Salifou Camara s’est également adressé aux jeunes enseignants, les invitant à devenir les gardiens de l’intégrité syndicale. S’il reconnaît que la jeunesse est parfois manipulable, il a rappelé l’époque où la base imposait sa loi aux dirigeants syndicaux.

« Le syndicaliste n’a pas d’état d’âme. Il a horreur de l’injustice et doit dire la vérité, quelle que soit la nature. Si un secrétaire général prenait une décision sans sa base, cela lui coûtait cher.
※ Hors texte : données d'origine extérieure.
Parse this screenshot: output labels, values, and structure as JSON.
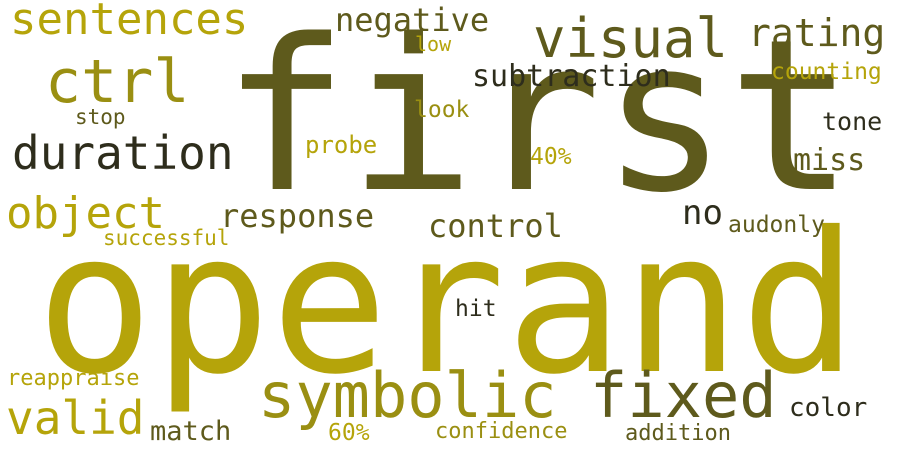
{
  "colors": {
    "background": "#ffffff",
    "olive_dark": "#5e5a1c",
    "olive_mid": "#9a8f12",
    "gold": "#b5a40a",
    "dark": "#2e2d1c"
  },
  "words": [
    {
      "text": "first",
      "color": "#5e5a1c"
    },
    {
      "text": "operand",
      "color": "#b5a40a"
    },
    {
      "text": "symbolic",
      "color": "#9a8f12"
    },
    {
      "text": "fixed",
      "color": "#5e5a1c"
    },
    {
      "text": "sentences",
      "color": "#b5a40a"
    },
    {
      "text": "ctrl",
      "color": "#9a8f12"
    },
    {
      "text": "duration",
      "color": "#2e2d1c"
    },
    {
      "text": "visual",
      "color": "#5e5a1c"
    },
    {
      "text": "object",
      "color": "#b5a40a"
    },
    {
      "text": "valid",
      "color": "#b5a40a"
    },
    {
      "text": "negative",
      "color": "#5e5a1c"
    },
    {
      "text": "rating",
      "color": "#5e5a1c"
    },
    {
      "text": "subtraction",
      "color": "#2e2d1c"
    },
    {
      "text": "response",
      "color": "#5e5a1c"
    },
    {
      "text": "control",
      "color": "#5e5a1c"
    },
    {
      "text": "no",
      "color": "#2e2d1c"
    },
    {
      "text": "miss",
      "color": "#5e5a1c"
    },
    {
      "text": "counting",
      "color": "#b5a40a"
    },
    {
      "text": "tone",
      "color": "#2e2d1c"
    },
    {
      "text": "low",
      "color": "#b5a40a"
    },
    {
      "text": "look",
      "color": "#9a8f12"
    },
    {
      "text": "stop",
      "color": "#5e5a1c"
    },
    {
      "text": "probe",
      "color": "#b5a40a"
    },
    {
      "text": "40%",
      "color": "#b5a40a"
    },
    {
      "text": "successful",
      "color": "#b5a40a"
    },
    {
      "text": "audonly",
      "color": "#5e5a1c"
    },
    {
      "text": "hit",
      "color": "#2e2d1c"
    },
    {
      "text": "reappraise",
      "color": "#b5a40a"
    },
    {
      "text": "match",
      "color": "#5e5a1c"
    },
    {
      "text": "60%",
      "color": "#b5a40a"
    },
    {
      "text": "confidence",
      "color": "#9a8f12"
    },
    {
      "text": "addition",
      "color": "#5e5a1c"
    },
    {
      "text": "color",
      "color": "#2e2d1c"
    }
  ]
}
On les prenait au collet pour obtenir des explications (…). Aujourd’hui, la jeunesse a démissionné, laissant place à un syndicat manipulé par l’ethnocentrisme et le profit. Le syndicaliste a pris une autre coloration. On assiste parfois à des actions qui font honte à la classe ouvrière. Tout cela parce que la jeunesse a démissionné », a-t-il rappelé.

Pour conclure, le secrétaire général a peint un tableau sombre de la réalité du terrain, rappelant aux responsables syndicaux leur véritable mission.

« Pendant que certains dorment, l’enseignant que vous défendez vit dans un village reculé, incapable de s’acheter une paire de chaussures, logé dans une case délabrée et coupé du monde. Il est là-bas comme un oublié », a-t-il souligné.

À l’issue de cette rencontre, les nouveaux bureaux des femmes et des jeunes ont pris l’engagement d’œuvrer pour le rayonnement de la FSPE et la défense rigoureuse des intérêts des travailleurs de l’éducation.